A verdade é que, mesmo com todas as qualidades (que logo comentarei com maiores detalhes), King Kong tem seus deslizes. O mais óbvio deles é a longa duração. Três horas eram adequadas para cada parte da trilogia O Senhor dos Anéis, pois realmente havia história para contar. Os 180 minutos de King Kong, no entanto, soam como mero capricho do diretor, uma vez que diversas cenas poderiam ter sido cortadas, especialmente no primeiro ato da obra.

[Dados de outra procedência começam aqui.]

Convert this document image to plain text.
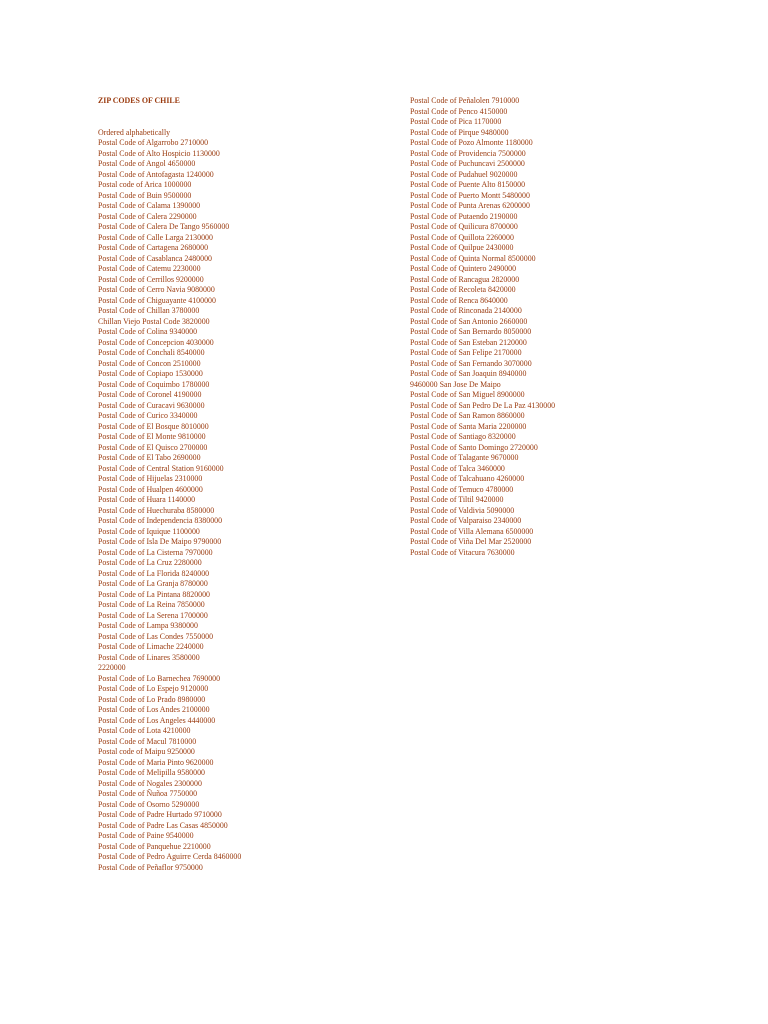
ZIP CODES OF CHILE
Ordered alphabetically
Postal Code of Algarrobo 2710000
Postal Code of Alto Hospicio 1130000
Postal Code of Angol 4650000
Postal Code of Antofagasta 1240000
Postal code of Arica 1000000
Postal Code of Buin 9500000
Postal Code of Calama 1390000
Postal Code of Calera 2290000
Postal Code of Calera De Tango 9560000
Postal Code of Calle Larga 2130000
Postal Code of Cartagena 2680000
Postal Code of Casablanca 2480000
Postal Code of Catemu 2230000
Postal Code of Cerrillos 9200000
Postal Code of Cerro Navia 9080000
Postal Code of Chiguayante 4100000
Postal Code of Chillan 3780000
Chillan Viejo Postal Code 3820000
Postal Code of Colina 9340000
Postal Code of Concepcion 4030000
Postal Code of Conchali 8540000
Postal Code of Concon 2510000
Postal Code of Copiapo 1530000
Postal Code of Coquimbo 1780000
Postal Code of Coronel 4190000
Postal Code of Curacavi 9630000
Postal Code of Curico 3340000
Postal Code of El Bosque 8010000
Postal Code of El Monte 9810000
Postal Code of El Quisco 2700000
Postal Code of El Tabo 2690000
Postal Code of Central Station 9160000
Postal Code of Hijuelas 2310000
Postal Code of Hualpen 4600000
Postal Code of Huara 1140000
Postal Code of Huechuraba 8580000
Postal Code of Independencia 8380000
Postal Code of Iquique 1100000
Postal Code of Isla De Maipo 9790000
Postal Code of La Cisterna 7970000
Postal Code of La Cruz 2280000
Postal Code of La Florida 8240000
Postal Code of La Granja 8780000
Postal Code of La Pintana 8820000
Postal Code of La Reina 7850000
Postal Code of La Serena 1700000
Postal Code of Lampa 9380000
Postal Code of Las Condes 7550000
Postal Code of Limache 2240000
Postal Code of Linares 3580000
2220000
Postal Code of Lo Barnechea 7690000
Postal Code of Lo Espejo 9120000
Postal Code of Lo Prado 8980000
Postal Code of Los Andes 2100000
Postal Code of Los Angeles 4440000
Postal Code of Lota 4210000
Postal Code of Macul 7810000
Postal code of Maipu 9250000
Postal Code of Maria Pinto 9620000
Postal Code of Melipilla 9580000
Postal Code of Nogales 2300000
Postal Code of Ñuñoa 7750000
Postal Code of Osorno 5290000
Postal Code of Padre Hurtado 9710000
Postal Code of Padre Las Casas 4850000
Postal Code of Paine 9540000
Postal Code of Panquehue 2210000
Postal Code of Pedro Aguirre Cerda 8460000
Postal Code of Peñaflor 9750000
Postal Code of Peñalolen 7910000
Postal Code of Penco 4150000
Postal Code of Pica 1170000
Postal Code of Pirque 9480000
Postal Code of Pozo Almonte 1180000
Postal Code of Providencia 7500000
Postal Code of Puchuncavi 2500000
Postal Code of Pudahuel 9020000
Postal Code of Puente Alto 8150000
Postal Code of Puerto Montt 5480000
Postal Code of Punta Arenas 6200000
Postal Code of Putaendo 2190000
Postal Code of Quilicura 8700000
Postal Code of Quillota 2260000
Postal Code of Quilpue 2430000
Postal Code of Quinta Normal 8500000
Postal Code of Quintero 2490000
Postal Code of Rancagua 2820000
Postal Code of Recoleta 8420000
Postal Code of Renca 8640000
Postal Code of Rinconada 2140000
Postal Code of San Antonio 2660000
Postal Code of San Bernardo 8050000
Postal Code of San Esteban 2120000
Postal Code of San Felipe 2170000
Postal Code of San Fernando 3070000
Postal Code of San Joaquin 8940000
9460000 San Jose De Maipo
Postal Code of San Miguel 8900000
Postal Code of San Pedro De La Paz 4130000
Postal Code of San Ramon 8860000
Postal Code of Santa Maria 2200000
Postal Code of Santiago 8320000
Postal Code of Santo Domingo 2720000
Postal Code of Talagante 9670000
Postal Code of Talca 3460000
Postal Code of Talcahuano 4260000
Postal Code of Temuco 4780000
Postal Code of Tiltil 9420000
Postal Code of Valdivia 5090000
Postal Code of Valparaiso 2340000
Postal Code of Villa Alemana 6500000
Postal Code of Viña Del Mar 2520000
Postal Code of Vitacura 7630000
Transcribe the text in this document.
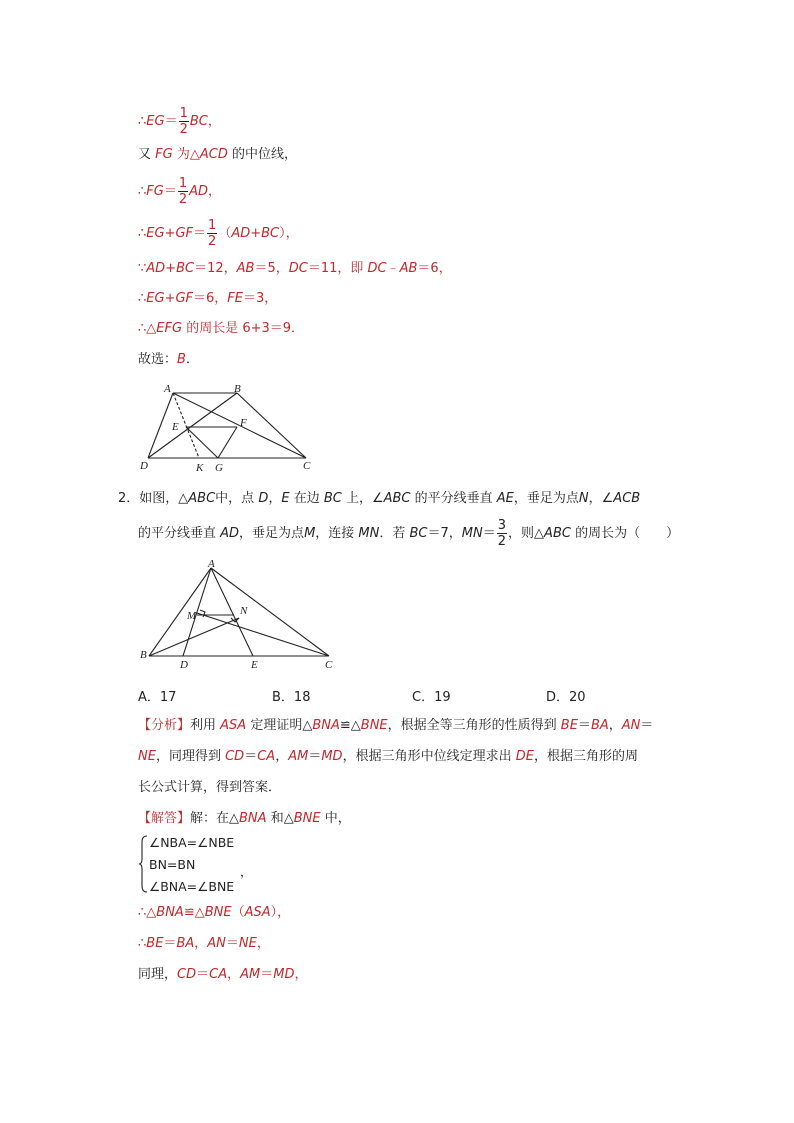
∴EG＝ $\frac{1}{2}$ BC，
又 FG 为△ACD 的中位线，
∴FG＝ $\frac{1}{2}$ AD，
∴EG+GF＝ $\frac{1}{2} (AD+BC)$，
∵AD+BC＝12，AB＝5，DC＝11，即 DC﹣AB＝6，
∴EG+GF＝6，FE＝3，
∴△EFG 的周长是 6+3＝9．
故选：B．
A	B
C
D
E	F
G
K
2．如图，△ABC中，点 D，E 在边 BC 上，∠ABC 的平分线垂直 AE，垂足为点N，∠ACB
的平分线垂直 AD，垂足为点M，连接 MN．若 BC＝7，$MN= \frac{3}{2}$ ，则△ABC 的周长为（　　）
A
B
C
D	E
M	N
A．17	B．18	C．19	D．20
【分析】利用 ASA 定理证明△BNA≌△BNE，根据全等三角形的性质得到 BE＝BA，AN＝
NE，同理得到 CD＝CA，AM＝MD，根据三角形中位线定理求出 DE，根据三角形的周
长公式计算，得到答案．
【解答】解：在△BNA 和△BNE 中，
∠NBA=∠NBE
BN=BN	，
∠BNA=∠BNE
∴△BNA≌△BNE（ASA），
∴BE＝BA，AN＝NE，
同理，CD＝CA，AM＝MD，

Jackson (que escreveu o roteiro junto com sua esposa Fran Walsh e Phillipa Boyens) excede-se desnecessariamente na apresentação dos personagens. Ainda que funcione no sentido de aproximar o público das pessoas vistas na tela e, portanto, tornando mais emocionantes os fatos que se desenrolarão em seguida, este início poderia ser mais objetivo e menos dispersivo.
No entanto, assim que os personagens chegam na Ilha da Caveira, King Kong se transforma, talvez, no melhor filme de ação/aventura desde que o próprio Jackson orquestrou uma obra-prima chamada O Retorno do Rei. A partir do momento em que aquela criança nativa aparece na tela, King Kong acumula uma emoção atrás da outra, culminando no grandioso final no Empire State Building, em Nova York.

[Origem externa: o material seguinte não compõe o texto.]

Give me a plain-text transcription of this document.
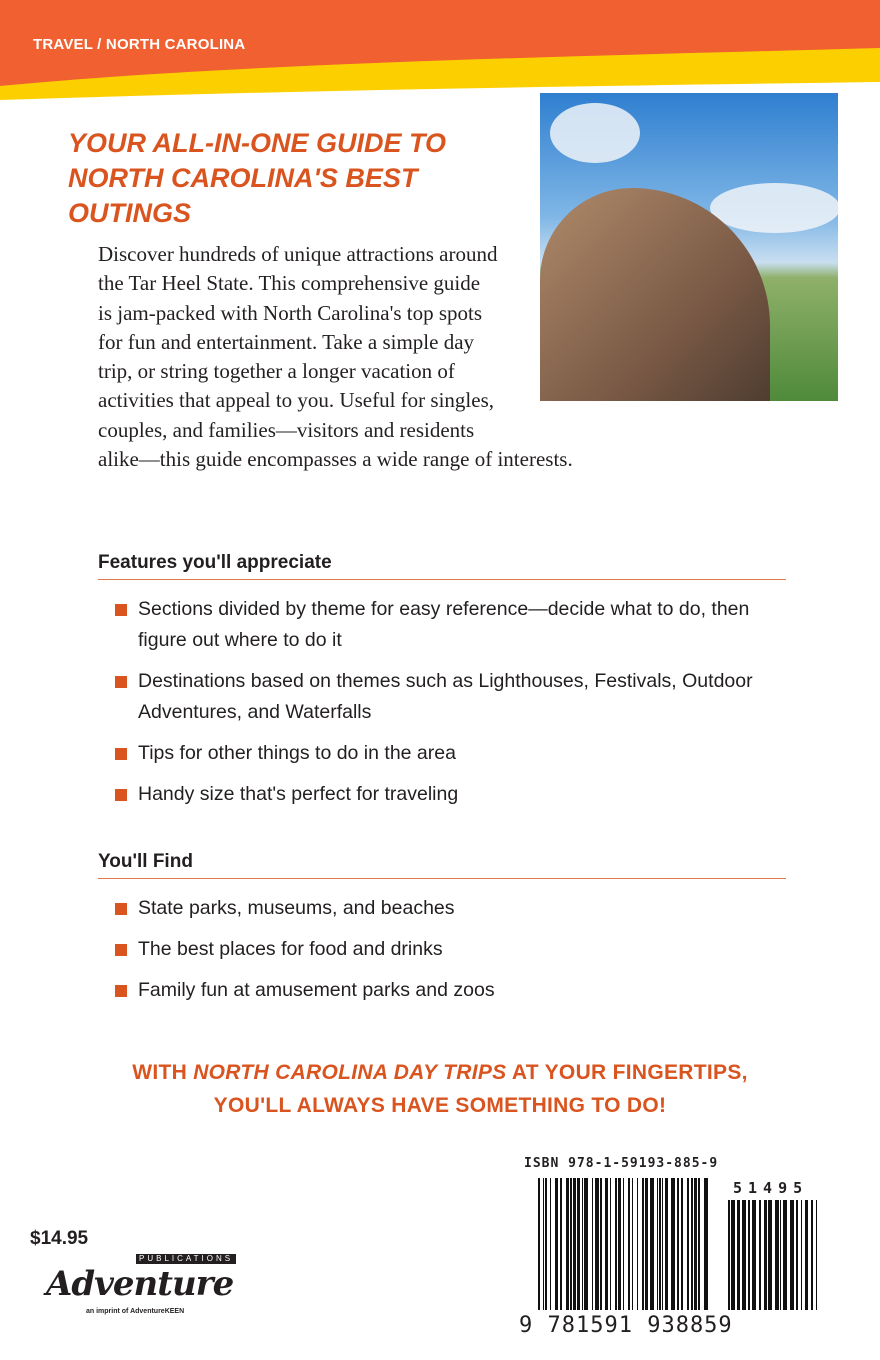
TRAVEL / NORTH CAROLINA
YOUR ALL-IN-ONE GUIDE TO NORTH CAROLINA'S BEST OUTINGS
Discover hundreds of unique attractions around the Tar Heel State. This comprehensive guide is jam-packed with North Carolina's top spots for fun and entertainment. Take a simple day trip, or string together a longer vacation of activities that appeal to you. Useful for singles, couples, and families—visitors and residents alike—this guide encompasses a wide range of interests.
Features you'll appreciate
Sections divided by theme for easy reference—decide what to do, then figure out where to do it
Destinations based on themes such as Lighthouses, Festivals, Outdoor Adventures, and Waterfalls
Tips for other things to do in the area
Handy size that's perfect for traveling
You'll Find
State parks, museums, and beaches
The best places for food and drinks
Family fun at amusement parks and zoos
WITH NORTH CAROLINA DAY TRIPS AT YOUR FINGERTIPS,
YOU'LL ALWAYS HAVE SOMETHING TO DO!
$14.95
PUBLICATIONS
Adventure
an imprint of AdventureKEEN
ISBN 978-1-59193-885-9
9 781591 938859
51495
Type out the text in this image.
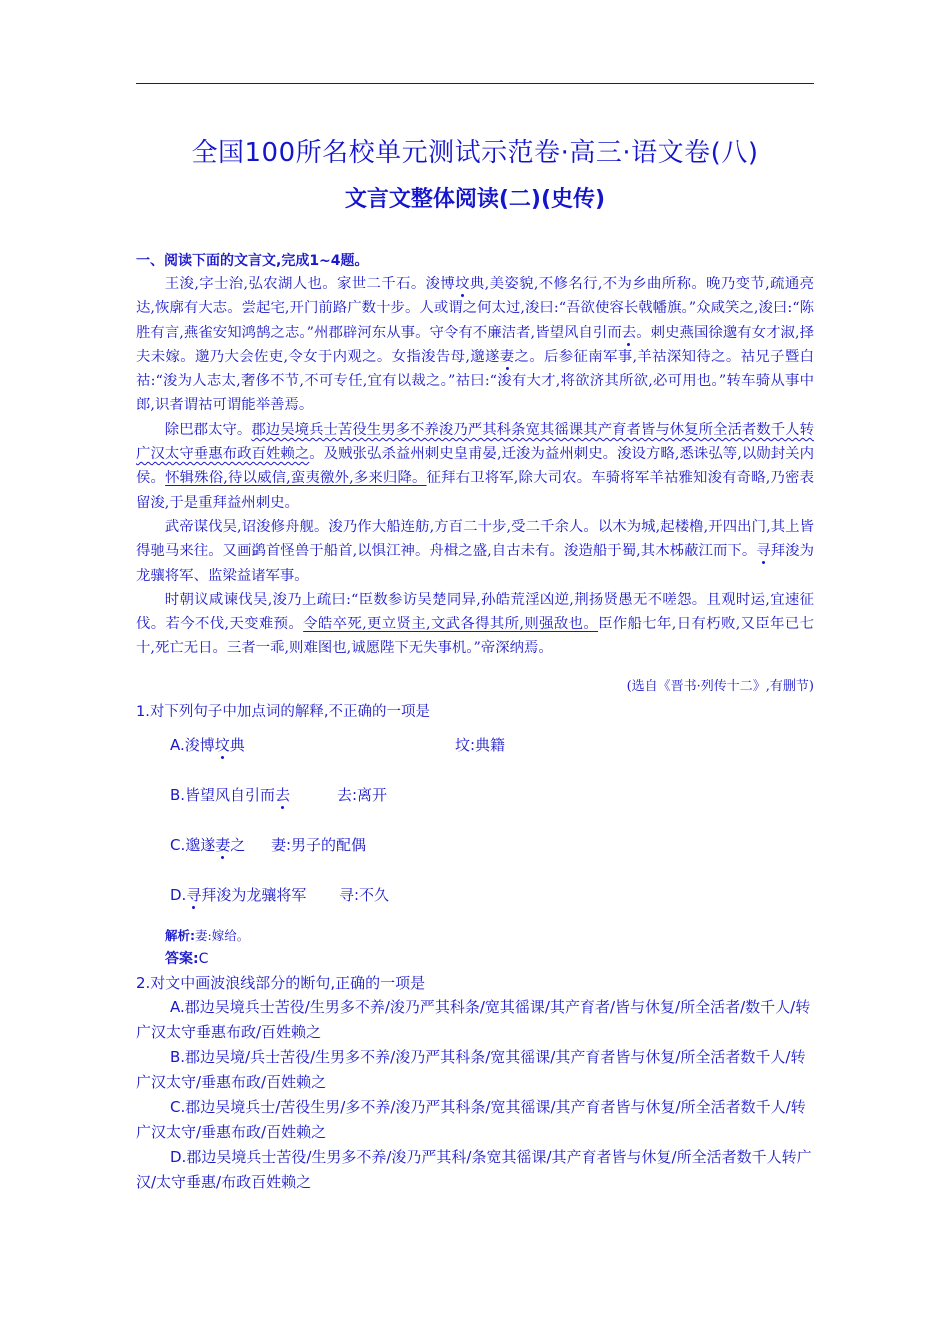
全国100所名校单元测试示范卷·高三·语文卷(八)
文言文整体阅读(二)(史传)
一、阅读下面的文言文,完成1~4题。

王浚,字士治,弘农湖人也。家世二千石。浚博坟典,美姿貌,不修名行,不为乡曲所称。晚乃变节,疏通亮达,恢廓有大志。尝起宅,开门前路广数十步。人或谓之何太过,浚曰:“吾欲使容长戟幡旗。”众咸笑之,浚曰:“陈胜有言,燕雀安知鸿鹄之志。”州郡辟河东从事。守令有不廉洁者,皆望风自引而去。刺史燕国徐邈有女才淑,择夫未嫁。邈乃大会佐吏,令女于内观之。女指浚告母,邈遂妻之。后参征南军事,羊祜深知待之。祜兄子暨白祜:“浚为人志太,奢侈不节,不可专任,宜有以裁之。”祜曰:“浚有大才,将欲济其所欲,必可用也。”转车骑从事中郎,识者谓祜可谓能举善焉。

除巴郡太守。郡边吴境兵士苦役生男多不养浚乃严其科条宽其徭课其产育者皆与休复所全活者数千人转广汉太守垂惠布政百姓赖之。及贼张弘杀益州刺史皇甫晏,迁浚为益州刺史。浚设方略,悉诛弘等,以勋封关内侯。怀辑殊俗,待以威信,蛮夷徼外,多来归降。征拜右卫将军,除大司农。车骑将军羊祜雅知浚有奇略,乃密表留浚,于是重拜益州刺史。

武帝谋伐吴,诏浚修舟舰。浚乃作大船连舫,方百二十步,受二千余人。以木为城,起楼橹,开四出门,其上皆得驰马来往。又画鹢首怪兽于船首,以惧江神。舟楫之盛,自古未有。浚造船于蜀,其木柹蔽江而下。寻拜浚为龙骧将军、监梁益诸军事。

时朝议咸谏伐吴,浚乃上疏曰:“臣数参访吴楚同异,孙皓荒淫凶逆,荆扬贤愚无不嗟怨。且观时运,宜速征伐。若今不伐,天变难预。令皓卒死,更立贤主,文武各得其所,则强敌也。臣作船七年,日有朽败,又臣年已七十,死亡无日。三者一乖,则难图也,诚愿陛下无失事机。”帝深纳焉。

(选自《晋书·列传十二》,有删节)
1.对下列句子中加点词的解释,不正确的一项是
A.浚博坟典	坟:典籍
B.皆望风自引而去	去:离开
C.邈遂妻之 妻:男子的配偶
D.寻拜浚为龙骧将军 寻:不久
解析:妻:嫁给。
答案:C
2.对文中画波浪线部分的断句,正确的一项是

A.郡边吴境兵士苦役/生男多不养/浚乃严其科条/宽其徭课/其产育者/皆与休复/所全活者/数千人/转广汉太守垂惠布政/百姓赖之

B.郡边吴境/兵士苦役/生男多不养/浚乃严其科条/宽其徭课/其产育者皆与休复/所全活者数千人/转广汉太守/垂惠布政/百姓赖之

C.郡边吴境兵士/苦役生男/多不养/浚乃严其科条/宽其徭课/其产育者皆与休复/所全活者数千人/转广汉太守/垂惠布政/百姓赖之

D.郡边吴境兵士苦役/生男多不养/浚乃严其科/条宽其徭课/其产育者皆与休复/所全活者数千人转广汉/太守垂惠/布政百姓赖之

O embate entre Kong e os três Tiranossauros na Ilha da Caveira, por exemplo, é o que há de melhor em termos de entretenimento no cinema. Jackson comprova ser capaz de construir uma cena de ação e pegar o espectador pela garganta como poucos outros diretores da atualidade. A seqüência em questão é uma interminável sucessão de adrenalina injetada diretamente na veia do espectador, com Kong e Ann escapando de uma situação perigosa para, em seguida, caírem em outra. Só estes aproximadamente dez minutos já valem todo o preço do ingresso, eu garanto.

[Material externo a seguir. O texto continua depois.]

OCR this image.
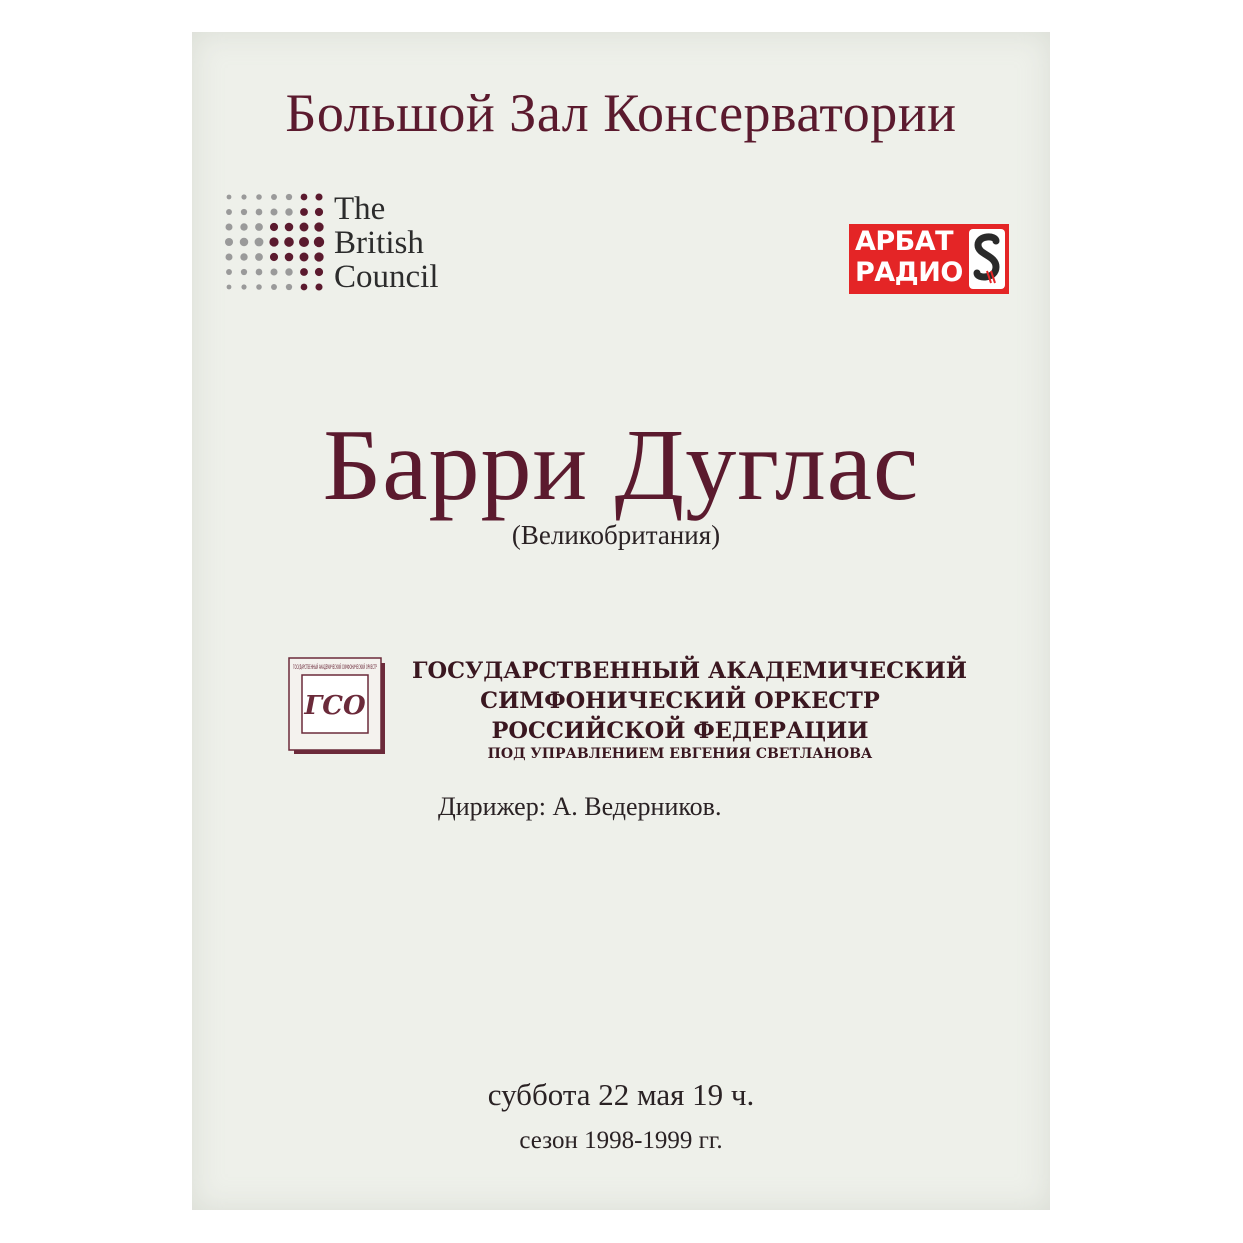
Большой Зал Консерватории
The
British
Council
АРБАТ
РАДИО
Барри Дуглас
(Великобритания)
ГСО
ГОСУДАРСТВЕННЫЙ АКА ГОСУДАРСТВЕННЫЙ АКАДЕМИЧЕСКИЙ
СИМФОНИЧЕСКИЙ ОРКЕСТР
РОССИЙСКОЙ ФЕДЕРАЦИИ
ПОД УПРАВЛЕНИЕМ ЕВГЕНИЯ СВЕТЛАНОВА
Дирижер: А. Ведерников.
суббота 22 мая 19 ч.
сезон 1998-1999 гг.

É nesta seqüência, inclusive, que está um dos momentos mais belos do filme. Presa entre Kong e um Tiranossauro em uma clareira, Ann lentamente move-se em direção ao gorila, como que reconhecendo seu protetor naquela criatura ameaçadora. É uma cena sutil, mas muito bem realizada, que amarra definitivamente o laço entre os dois personagens.
E, mesmo com todas as impressionantes seqüências de ação, é mesmo a relação entre Ann e Kong o tema central do filme. Na realidade, King Kong é uma belíssima – e improvável – história de amor. Os poucos momentos calmos que os dois compartilham são tão ou mais eficientes do que as cenas de ação, seja o “casal” apreciando um pôr-do-sol na Ilha da Caveira, deslizando sobre o gelo em Nova York (em uma cena maravilhosa) ou nos últimos momentos de Kong no Empire State.
Apesar da relação entre Kong e Ann ser muito bem desenvolvida, o mesmo não se pode dizer das outras tentativas de Jackson. O laço entre Hayes e o jovem Jimmy, por exemplo, apesar de tornar os personagens mais familiares aos olhos do espectador, é nada essencial à trama central. De qualquer forma, o momento em que Hayes explica ao garoto do significado da obra No Coração das Trevas é um dos pontos altos da produção.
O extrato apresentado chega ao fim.